Очень ему нужно угодить в Тауэр из-за того, что одна из фрейлин от него понесла! Разумеется, лучше всего привлечь взор самой королевы, но Девен, пусть и был амбициозен, и понимал, что королевская симпатия – кратчайший путь к награде, отнюдь не желал состязаться за расположение Елизаветы с особами вроде юного графа Эссекса. Подобное соперничество живо приведет к ситуации, в коей ему не уцелеть.

– Женитьба – вовсе не скандал, – возразил отец. – Конечно, заботься о своем благонравии, но и в стороне от девиц не держись. Придворный брак может принести немало выгод.
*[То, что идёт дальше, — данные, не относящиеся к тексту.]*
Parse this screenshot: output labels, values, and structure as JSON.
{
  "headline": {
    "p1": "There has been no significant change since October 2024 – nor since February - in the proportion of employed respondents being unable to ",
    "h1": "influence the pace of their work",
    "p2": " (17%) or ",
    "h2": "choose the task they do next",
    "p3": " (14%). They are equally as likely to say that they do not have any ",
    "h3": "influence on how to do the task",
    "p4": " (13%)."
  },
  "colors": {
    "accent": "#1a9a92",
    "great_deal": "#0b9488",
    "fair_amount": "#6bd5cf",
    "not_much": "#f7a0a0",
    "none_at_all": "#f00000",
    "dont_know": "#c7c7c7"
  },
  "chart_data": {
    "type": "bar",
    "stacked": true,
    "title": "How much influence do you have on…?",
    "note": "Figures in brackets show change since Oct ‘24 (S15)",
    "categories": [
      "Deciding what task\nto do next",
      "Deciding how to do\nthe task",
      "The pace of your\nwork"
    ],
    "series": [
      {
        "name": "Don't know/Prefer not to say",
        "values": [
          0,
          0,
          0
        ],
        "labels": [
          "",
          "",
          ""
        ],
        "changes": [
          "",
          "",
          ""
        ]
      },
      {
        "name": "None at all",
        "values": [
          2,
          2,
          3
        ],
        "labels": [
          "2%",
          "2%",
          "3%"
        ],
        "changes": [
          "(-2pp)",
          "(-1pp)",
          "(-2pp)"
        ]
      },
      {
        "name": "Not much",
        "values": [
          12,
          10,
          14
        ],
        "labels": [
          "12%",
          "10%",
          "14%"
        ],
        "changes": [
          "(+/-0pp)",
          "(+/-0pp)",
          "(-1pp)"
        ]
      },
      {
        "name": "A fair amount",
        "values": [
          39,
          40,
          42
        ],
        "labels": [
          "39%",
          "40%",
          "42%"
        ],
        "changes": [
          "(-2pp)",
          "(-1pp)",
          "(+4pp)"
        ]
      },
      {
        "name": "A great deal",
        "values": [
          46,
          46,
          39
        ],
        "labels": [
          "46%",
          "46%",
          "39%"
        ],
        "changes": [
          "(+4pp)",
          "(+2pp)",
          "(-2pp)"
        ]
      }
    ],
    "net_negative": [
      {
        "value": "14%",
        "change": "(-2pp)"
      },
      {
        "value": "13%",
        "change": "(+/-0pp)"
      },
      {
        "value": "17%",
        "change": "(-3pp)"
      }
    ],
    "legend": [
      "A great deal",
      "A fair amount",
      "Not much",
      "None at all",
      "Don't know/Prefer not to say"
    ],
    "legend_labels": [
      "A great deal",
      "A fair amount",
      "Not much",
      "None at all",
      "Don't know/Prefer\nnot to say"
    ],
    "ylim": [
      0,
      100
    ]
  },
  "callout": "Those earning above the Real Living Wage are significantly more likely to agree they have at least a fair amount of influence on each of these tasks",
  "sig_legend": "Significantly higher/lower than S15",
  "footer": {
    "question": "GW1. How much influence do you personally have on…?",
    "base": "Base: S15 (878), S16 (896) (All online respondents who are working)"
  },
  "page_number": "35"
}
Похоже, отцу было угодно развивать сей разговор и далее. Пришлось уклониться от него, прибегнув к хитрости.

– Если дело пойдет, как задумано, я буду всецело занят вдали от двора.

В уголках отцовского рта пролегли мрачные морщины.

– Так, значит, ты говорил с Уолсингемом?

– Нет. Его не случилось при дворе. Но при первой возможности поговорю.

От покойной расслабленной неги не осталось и следа.

– Остерегись соваться в такие вещи, – посоветовал отец. – Он служит благородной цели, но не всегда благородными средствами.

Об этом Девен прекрасно знал и сам: подобной работой – хоть, спору нет, и не самой грязной – ему уже довелось заниматься в Нижних Землях.

– Отец, Уолсингем для меня – самый надежный путь к продвижению по службе. Даю слово: я не растеряюсь.

Этим его отцу и пришлось удовольствоваться.

Лондон, затем Ислингтон,

18 сентября 1588 г.

Покинуть Халцедоновый Чертог было не так просто, как Луна могла бы надеяться. Если она уйдет сразу же после приговора, вынесенного Инвидианой Кадоганту, кто-нибудь в лабиринтах придворной политики – да хоть тот же Видар – непременно отыщет в ее уходе повод для подозрений.

Посему Луна какое-то время бродила в пределах Халцедонового Чертога, распугивая сторонящихся ее дивных. Простейший способ убить время: конечно, подземный дворец фей и эльфов был не столь велик, как город наверху, но намного превосходил размерами любое строение на поверхности. Здесь коридоры играли роль улиц, ведущих к хитросплетениям покоев, отведенных под разные надобности.

В одном из просторных залов с колоннами она снова наткнулась на Орфея, на сей раз игравшего какой-то танец. Под дружное хлопанье собравшихся вкруг него дивных один из их числа кружил в бешеной пляске партнершу. Остановившись у стены, Луна полюбовалась лабберкином[9], все быстрей и быстрей увлекавшим за собой несчастную, спотыкающуюся человеческую девицу. Смертная казалась вполне здоровой, хоть и изрядно изнуренной – очевидно, это какая-нибудь служанка, завлеченная в Халцедоновый Чертог ради непродолжительной забавы, а значит, в конце концов она будет возвращена на поверхность, совершенно сбитая с толку и напрочь лишенная сил. Те, кто, подобно Орфею, оставался здесь надолго, приобретали особый, неземной, обреченный вид, коего у девчонки пока что не наблюдалось.

Всеобщее внимание было приковано к танцу. Никем не замеченная, Луна проскользнула через зал и скрылась в дверях с другой стороны.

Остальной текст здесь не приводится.